At home Covid essentials
- Throat lozenges
- Digital thermometer
When to seek medical help
General Practitioner, Dr Mariam Chaalan, said “For the healthy people that generally have mild symptoms there's really no need to contact your GP.”
However, keep an eye out for specific symptoms of Covid that mean you must immediately seek medical assistance while managing the virus at home.
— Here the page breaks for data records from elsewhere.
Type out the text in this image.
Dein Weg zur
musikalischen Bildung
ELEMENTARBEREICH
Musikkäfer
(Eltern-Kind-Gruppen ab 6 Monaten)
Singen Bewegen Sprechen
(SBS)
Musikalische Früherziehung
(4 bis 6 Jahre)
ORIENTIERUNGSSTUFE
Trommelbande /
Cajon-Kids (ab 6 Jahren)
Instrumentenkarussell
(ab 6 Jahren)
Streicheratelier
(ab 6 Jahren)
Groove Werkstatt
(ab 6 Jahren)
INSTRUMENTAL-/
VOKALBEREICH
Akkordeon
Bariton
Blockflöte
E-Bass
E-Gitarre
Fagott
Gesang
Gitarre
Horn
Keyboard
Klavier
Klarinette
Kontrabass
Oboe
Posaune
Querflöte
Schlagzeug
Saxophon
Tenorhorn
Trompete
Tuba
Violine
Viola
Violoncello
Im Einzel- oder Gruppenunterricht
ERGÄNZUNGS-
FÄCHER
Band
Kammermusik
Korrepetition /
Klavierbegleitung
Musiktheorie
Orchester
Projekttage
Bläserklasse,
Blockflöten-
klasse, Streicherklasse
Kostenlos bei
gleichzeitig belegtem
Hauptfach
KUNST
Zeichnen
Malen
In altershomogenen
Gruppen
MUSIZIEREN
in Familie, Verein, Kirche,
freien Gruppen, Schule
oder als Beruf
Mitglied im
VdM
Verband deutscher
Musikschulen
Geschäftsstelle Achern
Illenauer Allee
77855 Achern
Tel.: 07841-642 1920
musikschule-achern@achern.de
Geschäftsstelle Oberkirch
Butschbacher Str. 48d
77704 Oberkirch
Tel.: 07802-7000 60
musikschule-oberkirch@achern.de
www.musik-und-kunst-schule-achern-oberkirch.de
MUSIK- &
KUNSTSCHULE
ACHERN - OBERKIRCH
These include shortness of breath, loss of appetite, dizziness, confusion, persistent pain or pressure in the chest lasting more than 10 minutes or unable to stand. You should call Triple Zero (000) straight away and tell the ambulance staff that you have been diagnosed with COVID-19.
Australians who are pregnant, obese, diabetic, immunocompromised (including if you have cancer), suffer from chronic pain or struggle with a severe mental illness are encouraged to reach out to their GP for advice on managing their Covid diagnosis.
It's important to continue taking any medications you have been prescribed, as usual. If you are unsure about taking your current medication or treatment, call your doctor.
What to avoid
People should steer clear and avoid coffee, alcohol, intensive exercise and strenuous activities.
How to keep others safe
While recovering at home, try staying isolated in one room as much as possible, open windows to keep the air circulating and avoid shared spaces. Regularly clean surfaces in your room and bathroom that have a lot of contact throughout the day with antibacterial sprays. Including, but not limited to light switches, electronics and counters. If possible, avoid common areas, sleep alone and use a separate bathroom if available to you.
You'll also need to inform and tell people you've been in contact with that they need to monitor for symptoms.
Caring for someone with Covid
When caring for an infected person, it's vital to wash your hands regularly and keep them away from your face as much as possible. Wear a face mask, clean often-touched areas and set aside bedding and utensils for the sick person to use only. Avoid direct contact with the person's bodily fluids and replace masks or gloves used to give that person respiratory care.